Venti anni fa, quando hai compiuto 60 anni, l’editore Luca Sossella pubblicò un libro scritto dai tuoi amici, allievi e colleghi, intitolato Per Alberto Abruzzese. Nella tua vita hai conosciuto moltissime persone: alcune non sono più tra noi, come Umberto Eco (1932 – 2016), Gianfranco Bettetini (1933 – 2017), Paolo Rosa (1949 – 2013), altre sono tra noi, come Maurizio Costanzo, Oliviero Toscani, Donald Sassoon, Enzo Papetti, Francesco Carlà, Carlo Massarini, Michele Sorice, Fausto Colombo, Daniele Pittèri, Francesco Morace, Andrea Granelli, Derrick de Kerckhove e molti altri. «Fu una celebrazione precoce, uno zibaldone di testi e immagini che testimoniava una fitta rete di relazioni culturali, professionali e amicali.
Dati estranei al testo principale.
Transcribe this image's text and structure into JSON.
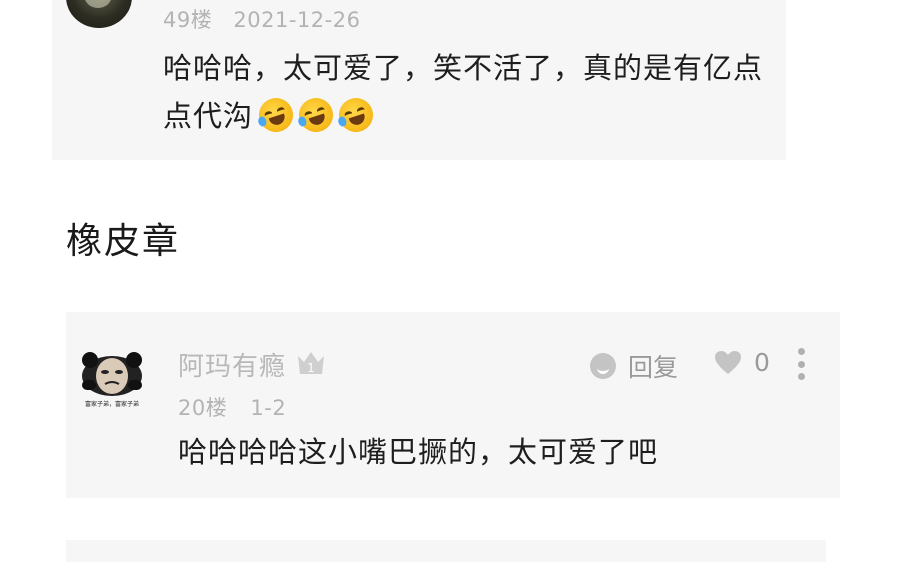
{
  "comments": [
    {
      "floor": "49楼",
      "date": "2021-12-26",
      "text_line1": "哈哈哈，太可爱了，笑不活了，真的是有亿点",
      "text_line2": "点代沟",
      "emoji_count": 3,
      "emoji": "rolling-on-floor-laughing-icon"
    },
    {
      "username": "阿玛有瘾",
      "badge_icon": "crown-icon",
      "badge_number": "1",
      "floor": "20楼",
      "date": "1-2",
      "reply_label": "回复",
      "like_count": "0",
      "avatar_caption": "富家子弟，富家子弟",
      "text": "哈哈哈哈这小嘴巴撅的，太可爱了吧"
    }
  ],
  "section": {
    "title": "橡皮章"
  },
  "colors": {
    "card_bg": "#f6f6f6",
    "meta_text": "#b3b3b3",
    "icon_gray": "#c4c4c4"
  }
}
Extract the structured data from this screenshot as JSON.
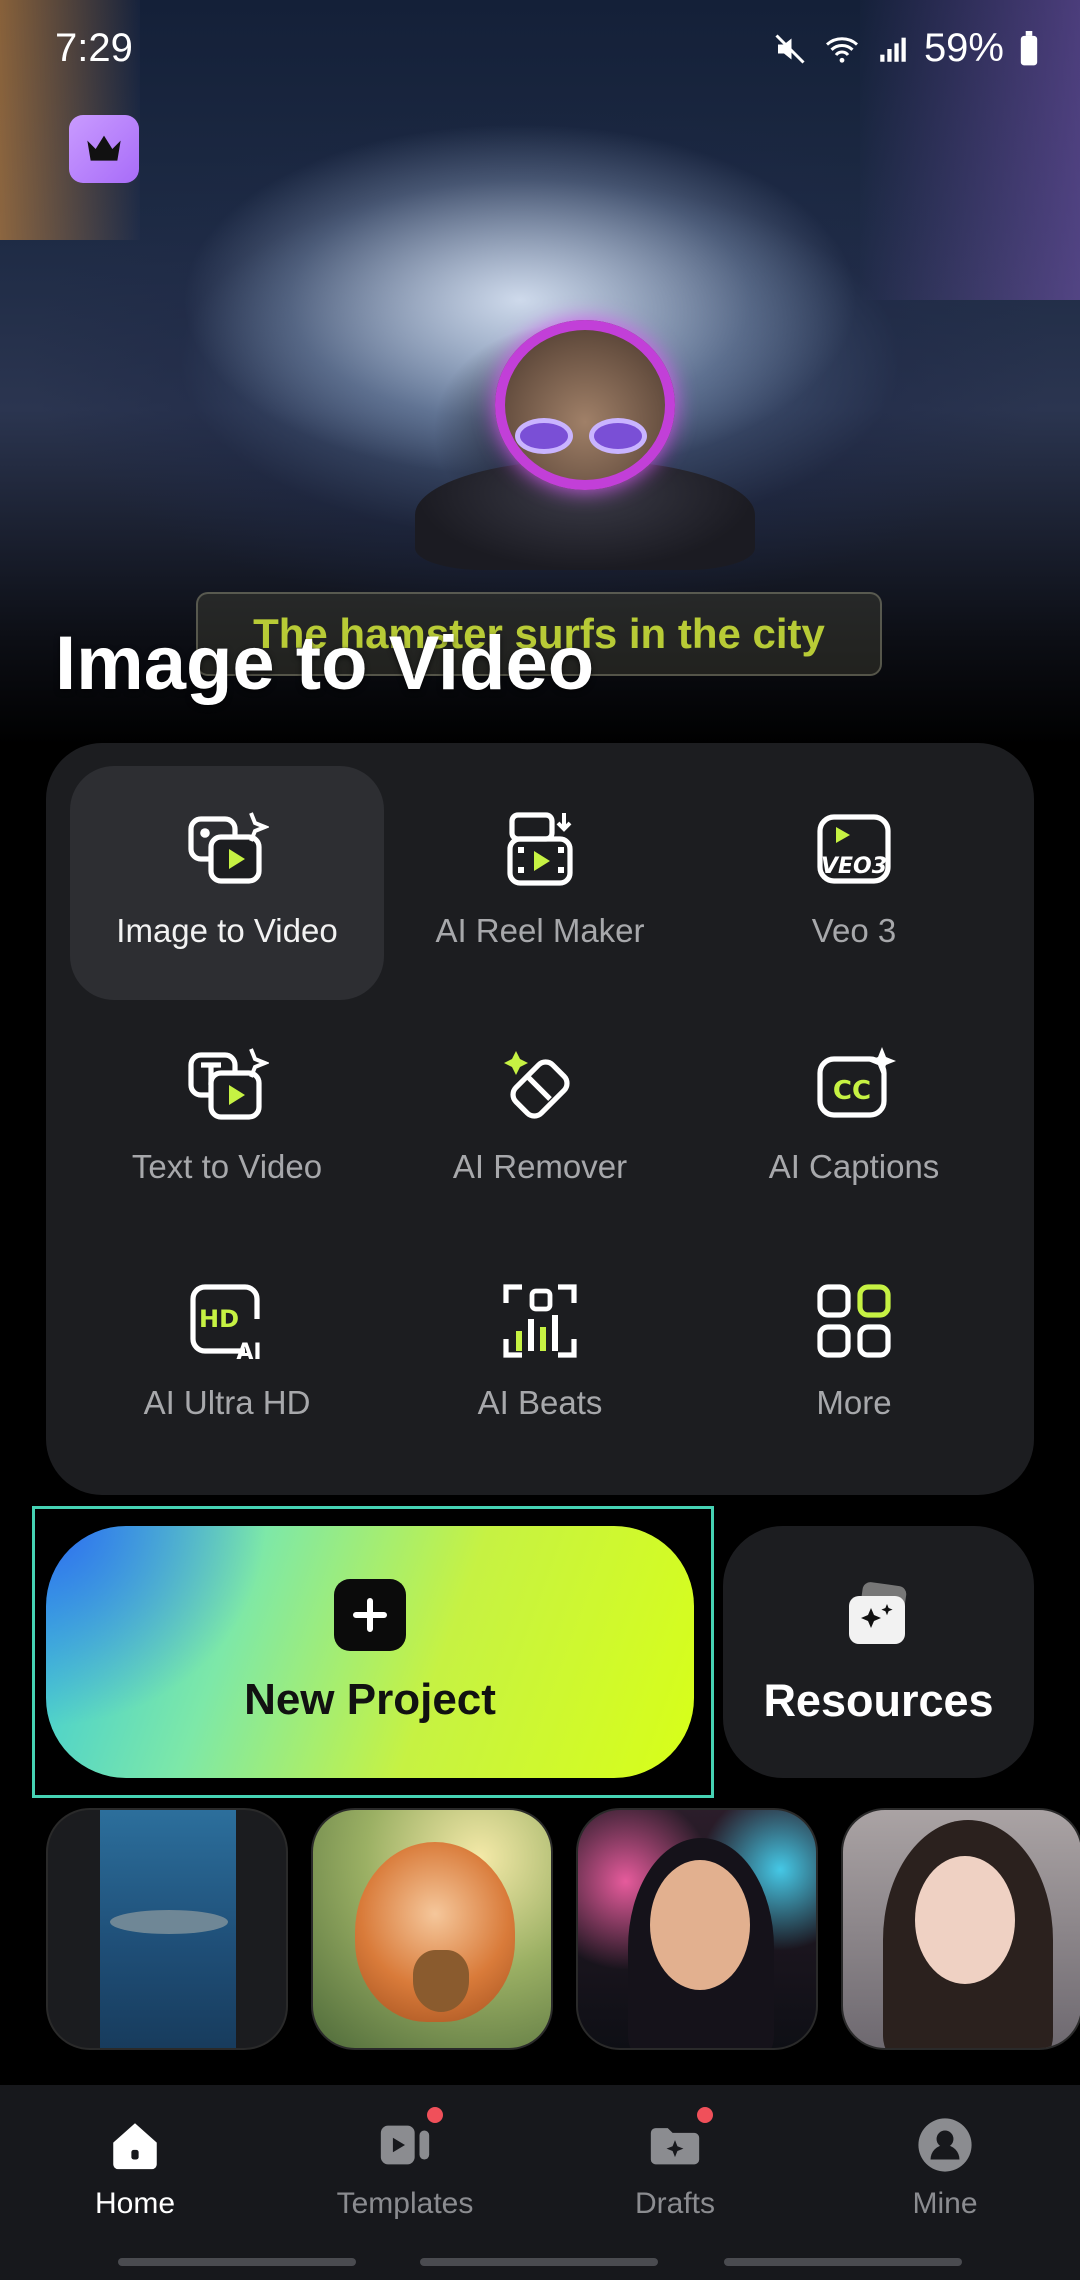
{
  "status": {
    "time": "7:29",
    "battery": "59%"
  },
  "hero": {
    "title": "Image to Video",
    "caption": "The hamster surfs in the city"
  },
  "tools": [
    {
      "label": "Image to Video",
      "icon": "image-to-video-icon",
      "selected": true
    },
    {
      "label": "AI Reel Maker",
      "icon": "reel-maker-icon",
      "selected": false
    },
    {
      "label": "Veo 3",
      "icon": "veo3-icon",
      "selected": false
    },
    {
      "label": "Text to Video",
      "icon": "text-to-video-icon",
      "selected": false
    },
    {
      "label": "AI Remover",
      "icon": "eraser-icon",
      "selected": false
    },
    {
      "label": "AI Captions",
      "icon": "captions-icon",
      "selected": false
    },
    {
      "label": "AI Ultra HD",
      "icon": "hd-ai-icon",
      "selected": false
    },
    {
      "label": "AI Beats",
      "icon": "beats-icon",
      "selected": false
    },
    {
      "label": "More",
      "icon": "grid-icon",
      "selected": false
    }
  ],
  "actions": {
    "new_project": "New Project",
    "resources": "Resources"
  },
  "nav": [
    {
      "label": "Home",
      "icon": "home-icon",
      "active": true,
      "badge": false
    },
    {
      "label": "Templates",
      "icon": "templates-icon",
      "active": false,
      "badge": true
    },
    {
      "label": "Drafts",
      "icon": "drafts-icon",
      "active": false,
      "badge": true
    },
    {
      "label": "Mine",
      "icon": "profile-icon",
      "active": false,
      "badge": false
    }
  ],
  "colors": {
    "accent_green": "#C6F243",
    "badge_red": "#F0505A",
    "focus_outline": "#46D2B4"
  }
}
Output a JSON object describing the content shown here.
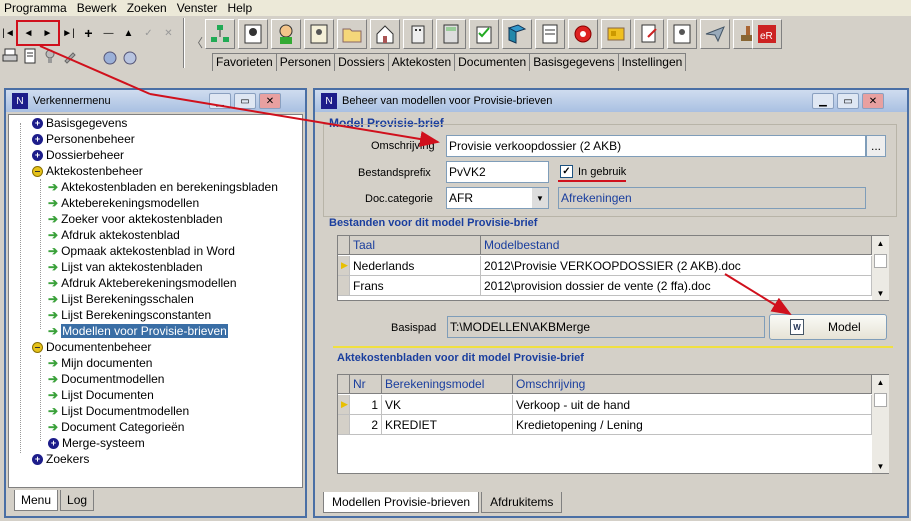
{
  "menu": [
    "Programma",
    "Bewerk",
    "Zoeken",
    "Venster",
    "Help"
  ],
  "nav": {
    "first": "|◄",
    "prev": "◄",
    "next": "►",
    "last": "►|",
    "add": "+",
    "delete": "—",
    "up": "▲",
    "check": "✓",
    "cancel": "✕"
  },
  "tabs": [
    "Favorieten",
    "Personen",
    "Dossiers",
    "Aktekosten",
    "Documenten",
    "Basisgegevens",
    "Instellingen"
  ],
  "explorer": {
    "title": "Verkennermenu",
    "items": [
      "Basisgegevens",
      "Personenbeheer",
      "Dossierbeheer",
      "Aktekostenbeheer",
      "Aktekostenbladen en berekeningsbladen",
      "Akteberekeningsmodellen",
      "Zoeker voor aktekostenbladen",
      "Afdruk aktekostenblad",
      "Opmaak aktekostenblad in Word",
      "Lijst van aktekostenbladen",
      "Afdruk Akteberekeningsmodellen",
      "Lijst Berekeningsschalen",
      "Lijst Berekeningsconstanten",
      "Modellen voor Provisie-brieven",
      "Documentenbeheer",
      "Mijn documenten",
      "Documentmodellen",
      "Lijst Documenten",
      "Lijst Documentmodellen",
      "Document Categorieën",
      "Merge-systeem",
      "Zoekers"
    ],
    "tabs": [
      "Menu",
      "Log"
    ]
  },
  "main": {
    "title": "Beheer van modellen voor Provisie-brieven",
    "group_title": "Model Provisie-brief",
    "omschrijving_label": "Omschrijving",
    "omschrijving_value": "Provisie verkoopdossier (2 AKB)",
    "ellipsis": "...",
    "prefix_label": "Bestandsprefix",
    "prefix_value": "PvVK2",
    "ingebruik_label": "In gebruik",
    "ingebruik_check": "✓",
    "doccat_label": "Doc.categorie",
    "doccat_value": "AFR",
    "doccat_desc": "Afrekeningen",
    "files_title": "Bestanden voor dit model Provisie-brief",
    "files_headers": [
      "Taal",
      "Modelbestand"
    ],
    "files_rows": [
      [
        "Nederlands",
        "2012\\Provisie VERKOOPDOSSIER (2 AKB).doc"
      ],
      [
        "Frans",
        "2012\\provision dossier de vente (2 ffa).doc"
      ]
    ],
    "basispad_label": "Basispad",
    "basispad_value": "T:\\MODELLEN\\AKBMerge",
    "model_button": "Model",
    "ak_title": "Aktekostenbladen voor dit model Provisie-brief",
    "ak_headers": [
      "Nr",
      "Berekeningsmodel",
      "Omschrijving"
    ],
    "ak_rows": [
      [
        "1",
        "VK",
        "Verkoop - uit de hand"
      ],
      [
        "2",
        "KREDIET",
        "Kredietopening / Lening"
      ]
    ],
    "bottom_tabs": [
      "Modellen Provisie-brieven",
      "Afdrukitems"
    ]
  },
  "colors": {
    "accent": "#1a3e9e",
    "highlight_red": "#d0101c",
    "selection": "#3a6ea5"
  }
}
Allievi e maestri insieme. Ne restai sommerso, commosso ma spaventato, tanto da rimuoverlo. Fui consapevole che forse per me era troppo e in ben altro si sarebbe dovuta esprimere la mia vocazione per meritarmi addirittura di leggerlo. Ora vi trovo amici scomparsi come Paolo Fabbri e Umberto Coldagelli. E vite ben vissute di molti altri. Fu scritto a mia misura un testo, intitolato “Dell’abitare”, in cui Mario Tronti – al quale devo la mia formazione – marcava la nostra differenza di vedute tra la società industriale e il mondo digitale delle reti. Siamo tutti ancora a questo nodo cruciale perché non sappiamo scioglierlo o meglio tagliarlo».